MİT dışında diğer kurumlar da daha etkin rol alacaklar…
Devletin bütünlüğü, kurumların koordinasyonu en yüksek noktasında. Bütün kurumlar istisna olmadan, bu konuları paylaşıyorlar. Bu tabi koordinasyonun başında başbakanımız olarak, bu tür koordinasyonları ben yürütüyorum. Bütün kurumlarımızın bu çalışmalara ne kadar samimi katıldığını görüyorum. Ama genel manada şu, çalışmayı yapanlarda endişenin olmaması lazım. Bir zamanlar MİT müsteşarına bir görev veriyor, git görüş diyor. Sonra savcılık onu şeye çağırıyor. Bu tür sakatlıklar yol kazaları olmaması lazım. Bu tür endişeler olursa, kamu görevlisi üzerinde, tabi onların cesaretleri kırılır. Böyle bir yasal güvenceye ihtiyaç var.
Dağdan inişe, eyleme katılmayan gençlerin normal hayata katılmalarıyla ilgili yol haritası nedir?

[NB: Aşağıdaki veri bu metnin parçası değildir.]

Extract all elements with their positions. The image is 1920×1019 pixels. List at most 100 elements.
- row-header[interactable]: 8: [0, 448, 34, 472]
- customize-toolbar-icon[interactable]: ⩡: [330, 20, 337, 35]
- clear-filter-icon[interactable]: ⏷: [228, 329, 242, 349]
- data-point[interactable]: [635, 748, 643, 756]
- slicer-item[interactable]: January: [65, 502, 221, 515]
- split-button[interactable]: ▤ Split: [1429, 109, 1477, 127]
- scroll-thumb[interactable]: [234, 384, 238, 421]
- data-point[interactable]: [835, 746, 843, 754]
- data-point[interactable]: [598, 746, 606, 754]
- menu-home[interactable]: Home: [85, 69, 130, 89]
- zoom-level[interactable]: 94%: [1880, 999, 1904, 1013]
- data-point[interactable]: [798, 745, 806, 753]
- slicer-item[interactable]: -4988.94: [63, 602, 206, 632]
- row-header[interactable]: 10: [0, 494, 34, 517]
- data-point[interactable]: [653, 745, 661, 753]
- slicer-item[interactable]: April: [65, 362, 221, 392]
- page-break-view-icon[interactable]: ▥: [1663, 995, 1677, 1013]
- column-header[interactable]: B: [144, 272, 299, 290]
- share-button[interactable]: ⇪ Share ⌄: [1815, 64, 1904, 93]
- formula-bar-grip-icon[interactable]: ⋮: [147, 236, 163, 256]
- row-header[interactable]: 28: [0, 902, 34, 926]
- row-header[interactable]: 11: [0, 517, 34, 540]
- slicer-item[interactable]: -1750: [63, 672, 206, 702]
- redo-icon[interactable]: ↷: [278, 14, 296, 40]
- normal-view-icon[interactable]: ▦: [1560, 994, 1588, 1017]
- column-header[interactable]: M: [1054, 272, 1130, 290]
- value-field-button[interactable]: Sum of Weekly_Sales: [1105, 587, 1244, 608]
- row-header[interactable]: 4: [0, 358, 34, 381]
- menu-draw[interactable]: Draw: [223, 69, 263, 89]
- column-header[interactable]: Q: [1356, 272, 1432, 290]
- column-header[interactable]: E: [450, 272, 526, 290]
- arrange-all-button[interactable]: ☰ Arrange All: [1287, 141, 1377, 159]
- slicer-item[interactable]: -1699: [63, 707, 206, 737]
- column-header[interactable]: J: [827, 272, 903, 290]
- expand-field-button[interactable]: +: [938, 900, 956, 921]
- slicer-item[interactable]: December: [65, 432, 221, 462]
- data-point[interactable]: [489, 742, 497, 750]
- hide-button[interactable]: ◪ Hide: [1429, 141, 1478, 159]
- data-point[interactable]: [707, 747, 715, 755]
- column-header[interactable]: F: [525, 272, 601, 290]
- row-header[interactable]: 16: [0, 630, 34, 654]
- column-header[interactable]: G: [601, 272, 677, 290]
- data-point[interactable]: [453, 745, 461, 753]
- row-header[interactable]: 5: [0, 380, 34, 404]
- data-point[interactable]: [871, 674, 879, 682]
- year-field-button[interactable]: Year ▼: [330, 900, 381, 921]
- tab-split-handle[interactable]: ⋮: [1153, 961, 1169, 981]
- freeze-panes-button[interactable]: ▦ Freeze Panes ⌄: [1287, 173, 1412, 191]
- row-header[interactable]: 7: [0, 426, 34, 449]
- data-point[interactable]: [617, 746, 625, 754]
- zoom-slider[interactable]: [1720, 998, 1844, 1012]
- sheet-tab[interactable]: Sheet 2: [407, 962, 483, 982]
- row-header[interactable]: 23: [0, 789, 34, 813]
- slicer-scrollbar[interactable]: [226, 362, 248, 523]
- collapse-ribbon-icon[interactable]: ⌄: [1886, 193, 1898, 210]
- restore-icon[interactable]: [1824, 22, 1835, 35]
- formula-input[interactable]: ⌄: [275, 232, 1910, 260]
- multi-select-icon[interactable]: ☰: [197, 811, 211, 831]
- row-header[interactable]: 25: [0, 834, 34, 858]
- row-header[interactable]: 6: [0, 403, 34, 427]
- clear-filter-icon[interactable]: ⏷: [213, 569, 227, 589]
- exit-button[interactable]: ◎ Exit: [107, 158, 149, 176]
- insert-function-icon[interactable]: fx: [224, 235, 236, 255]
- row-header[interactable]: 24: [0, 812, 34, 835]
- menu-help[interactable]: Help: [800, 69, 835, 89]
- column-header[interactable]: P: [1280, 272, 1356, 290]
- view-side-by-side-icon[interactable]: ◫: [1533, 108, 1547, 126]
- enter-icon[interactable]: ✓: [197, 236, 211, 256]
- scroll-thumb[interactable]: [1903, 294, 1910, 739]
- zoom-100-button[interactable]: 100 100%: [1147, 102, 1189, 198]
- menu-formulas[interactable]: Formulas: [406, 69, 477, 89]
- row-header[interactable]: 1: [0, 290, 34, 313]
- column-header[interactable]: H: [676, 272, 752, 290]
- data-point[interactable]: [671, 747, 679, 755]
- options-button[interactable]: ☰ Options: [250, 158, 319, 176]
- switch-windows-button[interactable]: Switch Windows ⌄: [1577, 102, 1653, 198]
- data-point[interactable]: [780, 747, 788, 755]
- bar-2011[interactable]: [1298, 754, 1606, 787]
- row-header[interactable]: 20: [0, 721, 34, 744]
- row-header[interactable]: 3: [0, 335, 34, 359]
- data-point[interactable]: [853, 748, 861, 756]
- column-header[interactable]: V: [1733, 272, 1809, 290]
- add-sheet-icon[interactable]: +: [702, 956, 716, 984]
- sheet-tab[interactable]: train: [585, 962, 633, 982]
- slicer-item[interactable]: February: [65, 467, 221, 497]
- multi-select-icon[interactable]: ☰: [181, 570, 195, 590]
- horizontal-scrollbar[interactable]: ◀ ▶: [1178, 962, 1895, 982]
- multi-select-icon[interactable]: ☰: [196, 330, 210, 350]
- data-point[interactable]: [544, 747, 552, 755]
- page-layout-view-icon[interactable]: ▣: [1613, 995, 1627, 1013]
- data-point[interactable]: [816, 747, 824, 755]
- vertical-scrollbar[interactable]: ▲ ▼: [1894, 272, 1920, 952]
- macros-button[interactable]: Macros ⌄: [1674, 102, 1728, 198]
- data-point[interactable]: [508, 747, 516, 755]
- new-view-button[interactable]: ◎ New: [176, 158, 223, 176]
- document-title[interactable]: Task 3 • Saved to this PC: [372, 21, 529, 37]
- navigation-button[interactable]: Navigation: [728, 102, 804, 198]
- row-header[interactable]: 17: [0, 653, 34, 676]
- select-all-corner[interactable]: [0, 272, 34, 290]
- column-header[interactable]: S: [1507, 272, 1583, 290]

Burada bunların çerçeveleri var. biz daha somut bir yol haritası üzerinde çalışıyoruz. Eğer ihtiyaç olursa yeni yasal düzenlemelerde olabilir. Onları şu anda isimlendirmiyoruz. Sadece belirli yaşta olanlar değil, bu sürecin ana amacı dağdaki herkesin normal hayata inmesidir. Ama tabi o acılı anaların üzüntüsünü biz daima paylaşıyoruz. Toplumsal bir şeydir o, bir taleptir. Çok ciddi bir harekettir. Ellerinde çocuklarının resmi, kısa süre önce o çocukları okul hayatından alınmış dağlara götürülmüş. Kimi ikna edilmiş, kimi kaçırılmış. İsmi ne olursa olsun, o anaların acısını anlamak için kendinizi o ailelerin yerine koyacaksınız. Çocuğunuzun elinden alıp götürülmesinin ne demek olduğunun acısını yakından hissedeceksiniz. Bu çalışmalar o anaların da başka anaların da bundan sonra çekmemesidir, çözüm sürecinin amacı budur.
Hangi aşamada çözüm süreci başarıya ulaşılmış olur?
Şiddetin bittiği silahın bırakıldığı, dağdakilerin uygun şekillerde kendi evlerine ailelerine dönmeleri hedef budur. Oraya ulaşıldığında ulaşmış olacaktır.